A graphic depicting the study's findings. More detail on brain regions involved is shown in Figure 1 of the paper.
 (Milinski et al., Brain Comms., 2022)

"I hope this research will lead to greater awareness of tinnitus and open new ways of exploring treatments," Milinski told ScienceAlert.

"Acknowledging the impact of tinnitus, especially in older adults, where hearing loss and tinnitus can increase isolation and contribute to mental health problems, is incredibly important."

Just this year, a study from China found that individuals with tinnitus were less able to suppress the hyperactivity of their awake brains as they transitioned into a sleep state.
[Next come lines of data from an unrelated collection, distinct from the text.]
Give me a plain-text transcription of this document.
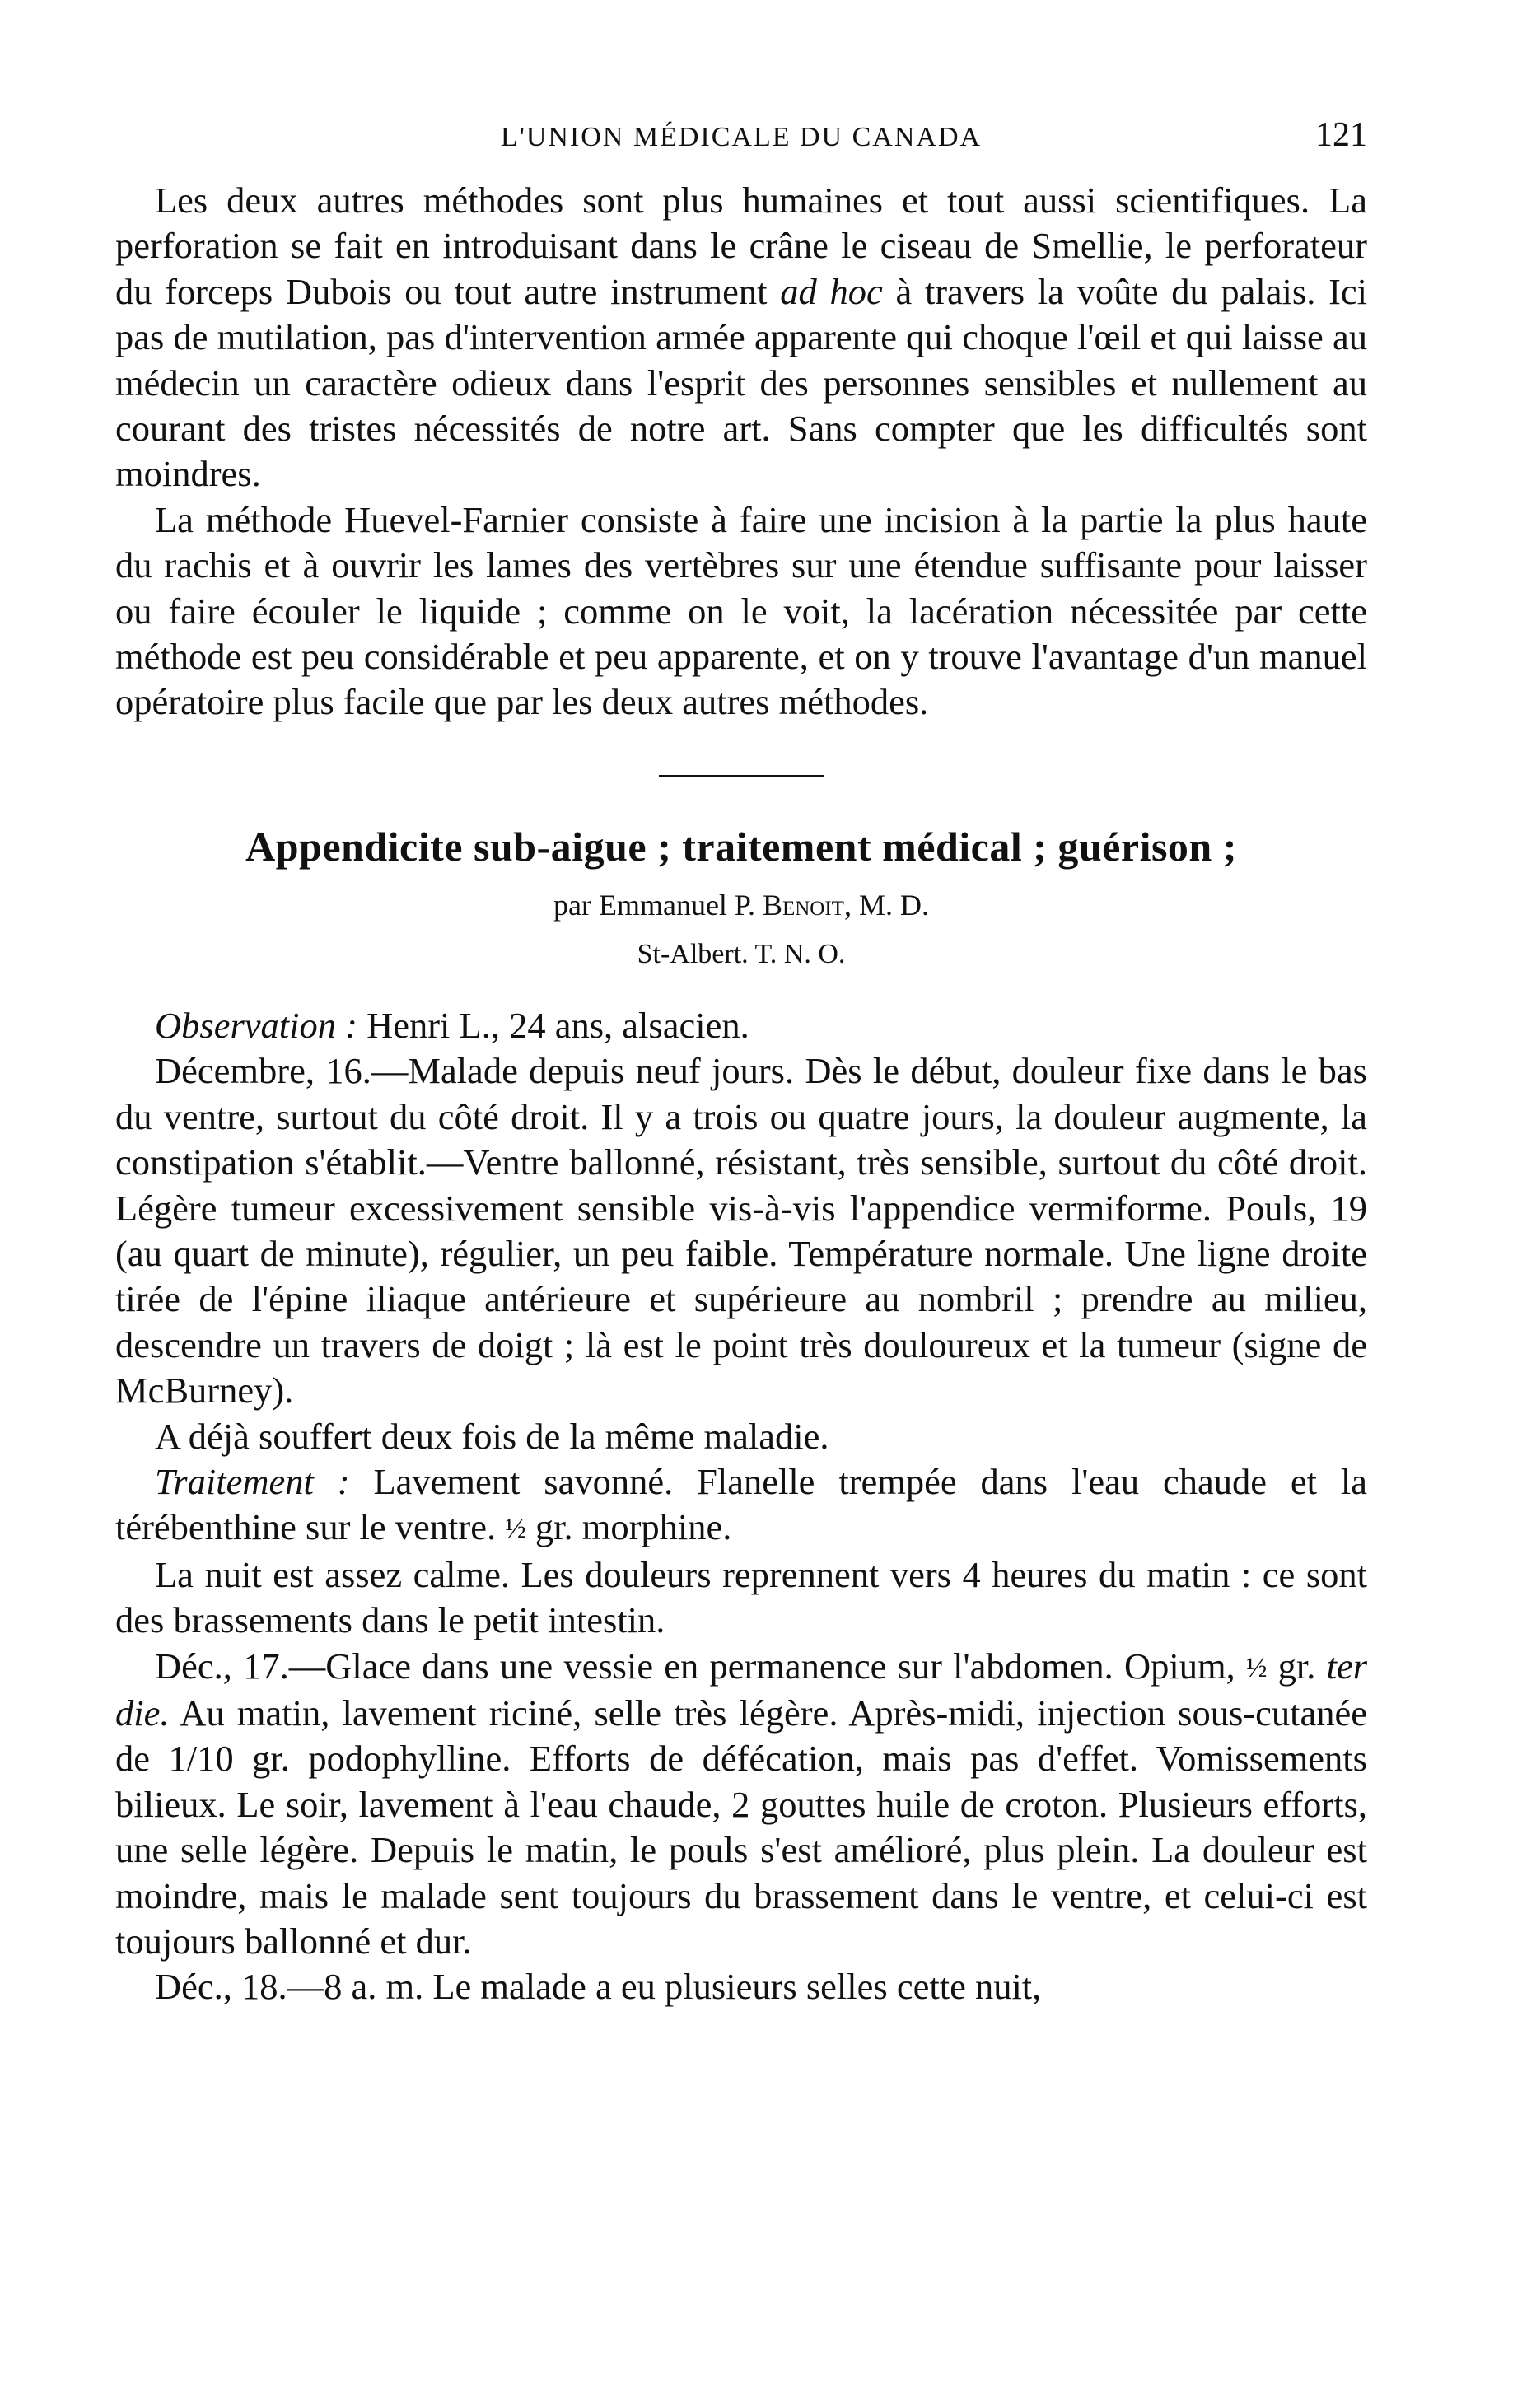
L'UNION MÉDICALE DU CANADA	121

Les deux autres méthodes sont plus humaines et tout aussi scientifiques. La perforation se fait en introduisant dans le crâne le ciseau de Smellie, le perforateur du forceps Dubois ou tout autre instrument ad hoc à travers la voûte du palais. Ici pas de mutilation, pas d'intervention armée apparente qui choque l'œil et qui laisse au médecin un caractère odieux dans l'esprit des personnes sensibles et nullement au courant des tristes nécessités de notre art. Sans compter que les difficultés sont moindres.

La méthode Huevel-Farnier consiste à faire une incision à la partie la plus haute du rachis et à ouvrir les lames des vertèbres sur une étendue suffisante pour laisser ou faire écouler le liquide ; comme on le voit, la lacération nécessitée par cette méthode est peu considérable et peu apparente, et on y trouve l'avantage d'un manuel opératoire plus facile que par les deux autres méthodes.

Appendicite sub-aigue ; traitement médical ; guérison ;
par Emmanuel P. Benoit, M. D.
St-Albert. T. N. O.

Observation : Henri L., 24 ans, alsacien.

Décembre, 16.—Malade depuis neuf jours. Dès le début, douleur fixe dans le bas du ventre, surtout du côté droit. Il y a trois ou quatre jours, la douleur augmente, la constipation s'établit.—Ventre ballonné, résistant, très sensible, surtout du côté droit. Légère tumeur excessivement sensible vis-à-vis l'appendice vermiforme. Pouls, 19 (au quart de minute), régulier, un peu faible. Température normale. Une ligne droite tirée de l'épine iliaque antérieure et supérieure au nombril ; prendre au milieu, descendre un travers de doigt ; là est le point très douloureux et la tumeur (signe de McBurney).

A déjà souffert deux fois de la même maladie.

Traitement : Lavement savonné. Flanelle trempée dans l'eau chaude et la térébenthine sur le ventre. ½ gr. morphine.

La nuit est assez calme. Les douleurs reprennent vers 4 heures du matin : ce sont des brassements dans le petit intestin.

Déc., 17.—Glace dans une vessie en permanence sur l'abdomen. Opium, ½ gr. ter die. Au matin, lavement riciné, selle très légère. Après-midi, injection sous-cutanée de 1/10 gr. podophylline. Efforts de défécation, mais pas d'effet. Vomissements bilieux. Le soir, lavement à l'eau chaude, 2 gouttes huile de croton. Plusieurs efforts, une selle légère. Depuis le matin, le pouls s'est amélioré, plus plein. La douleur est moindre, mais le malade sent toujours du brassement dans le ventre, et celui-ci est toujours ballonné et dur.

Déc., 18.—8 a. m. Le malade a eu plusieurs selles cette nuit,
During deep sleep, however, the hyperactivity linked to tinnitus was suppressed.

"This study establishes sleep as a critical therapeutic target to interrupt the 24-hour dysfunctional cycle of tinnitus," the authors conclude, led by Xiaoyu Bao of South China University of Technology.

At Oxford, Milinski and his colleagues are now focusing on how sleep may impact the development of tinnitus itself.

"Tinnitus can make sleep worse, and poor sleep may, in turn, make tinnitus worse. It may be a kind of vicious circle, although I do not believe it is unbreakable," speculates Milinski.

"When we do not sleep well, we become more vulnerable to stress, and stress is one of the strongest factors known to worsen tinnitus. Stress can even trigger tinnitus to begin with."

Further research could not only lead to effective tinnitus treatments, it may help scientists better understand the mysteries of sleep itself.